Abstract : Autoimmune disorders post viral illness and post vaccination are some of the known complications. COVID 19 is known to cause complement dysregulation and possible reactivation of known autoimmune disorders. New data are emerging on the possible autoimmune reactivation and cases of de novo ITP and vaccine induced immune thrombotic thrombocytopenia are reported. We are presenting two cases of factor deficiencies due to acquired factor inhibitor in patients who had no apparent cause but who had recently received the Moderna COVID-19 vaccine. We hypothesize that just like native COVID 19 infection can be associated with development of acquired inhibitors, so can the COVID 19 vaccination.

Cases:An 83 year old Caucasian Male with history of Arrhythmia, Coronary artery disease, H/O heart artery stent and hypertension, had received the second dose of Moderna covid vaccine one month prior to presentation. Presented with new onset headache and noted to have large right sub insular acute intra parenchymal hemorrhage. He was managed conservatively, and this bleed was attributed to his h/o hypertension. Post treatment was discharged to rehab, where he had worsening neurological status and repeat imaging showed slightly expanded size of a parenchymal hemorrhage centered in the right sub insular region and increasing surrounding edema with new tiny right frontal cortical parenchymal hemorrhage. Initial admission labs reveled a prolonged APTT of 70 and PT normal after his readmission from rehab, his PTT remained elevated to 70 and PT became prolonged to 17. PT. APTT mixing studies demonstrated only partial correction of PT and no correction of APTT. All factor levels were normal except Factor IX low at 8% and Factor XI low at 2.4%. Bethesda titer was positive at 11 BU to specific to factor IX. Further work up demonstrated no oncologic or rheumatological etiology for the coagulation inhibitor. The only possible etiology had been his age and patient had received SARS COV2 moderna vaccine. The patient was treated with rituximab, prednisone and cyclophosphamide with improvement in the inhibitor titer.

A 77-year-old Caucasian female with history of hypertension, obesity, steroid induced psychosis, and Moderna Covid-19 vaccination four months prior. She presented to the hospital with epigastric pain, hematochezia, hematuria, epistaxis, and significant bruising without trauma. Laboratory studies showed hemoglobin drop from baseline of 13.8 to 11.8 to 8.2 g/dL. Significant coagulopathy, with elevated PT 130 sec, PTT 108.7. All factor levels were normal except Factor X levels low at <2%. Mixing study of the prolonged prothrombin time mainly demonstrates an inhibitory pattern, with incomplete correction. (1:1 mix PT 22.7 sec; normal 9.4-12.5 sec). Bethesda titers could not be demonstrated. No neoplastic or rheumatologic etiology of her inhibitor was found. She was given cryoprecipitate and vitamin K with no improvement in her coagulation studies. She received factor X infusion for 3 doses 2500 units during day 3 of her hospitalization. She was treated with prednisone and weekly rituximab with complete normalization of her Factor X levels at 132%.

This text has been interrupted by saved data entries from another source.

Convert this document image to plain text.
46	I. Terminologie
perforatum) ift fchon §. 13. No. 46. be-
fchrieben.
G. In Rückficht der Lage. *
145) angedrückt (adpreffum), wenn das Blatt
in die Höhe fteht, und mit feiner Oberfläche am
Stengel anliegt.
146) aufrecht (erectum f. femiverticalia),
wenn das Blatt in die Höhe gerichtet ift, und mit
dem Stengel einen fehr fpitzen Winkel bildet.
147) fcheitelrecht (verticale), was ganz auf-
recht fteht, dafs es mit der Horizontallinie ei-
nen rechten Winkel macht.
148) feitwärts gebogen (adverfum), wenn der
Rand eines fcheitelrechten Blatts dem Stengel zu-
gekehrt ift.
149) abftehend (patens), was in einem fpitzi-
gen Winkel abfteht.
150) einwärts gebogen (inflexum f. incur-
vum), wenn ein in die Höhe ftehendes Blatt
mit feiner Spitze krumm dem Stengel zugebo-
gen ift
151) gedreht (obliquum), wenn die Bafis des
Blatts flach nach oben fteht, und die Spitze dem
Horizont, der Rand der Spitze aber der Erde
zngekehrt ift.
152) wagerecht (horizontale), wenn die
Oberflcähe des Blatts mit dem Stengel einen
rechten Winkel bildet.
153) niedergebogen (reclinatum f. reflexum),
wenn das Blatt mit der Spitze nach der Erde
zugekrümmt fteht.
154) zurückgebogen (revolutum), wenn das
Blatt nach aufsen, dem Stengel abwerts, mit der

Discussion:Acquired inhibitors to coagulation factors are rare disorders that can be related to infections, malignancy, autoimmune conditions, and pregnancy and sometimes seen spontaneously in older individuals. There have been several individual case reports of acquired coagulation inhibitors with COVID 19 infection including inhibitors to III, Factor XI, Factor V and Thrombin. To our knowledge there have been no acquired inhibitors described to the COVID vaccine however, it would seem conceptually possible. Acquired factor deficiencies should be suspected when a patient presents with no previous history of bleeding, use of anticoagulation and unexplained prolonged prothrombin, and activated partial thromboplastin time. It is vital to have high index of suspicious for prompt recognition as it can have a high mortality. Treatment would involve resuscitation and eradicating the inhibitor with immunosuppression. It would be interesting to follow this patient long term for any relapse. In the above mentioned cases, no other etiologies could be attributed to the abnormal coagulopathy and could be related to the SARS-COV-2 vaccine.

Disclosures

No relevant conflicts of interest to declare.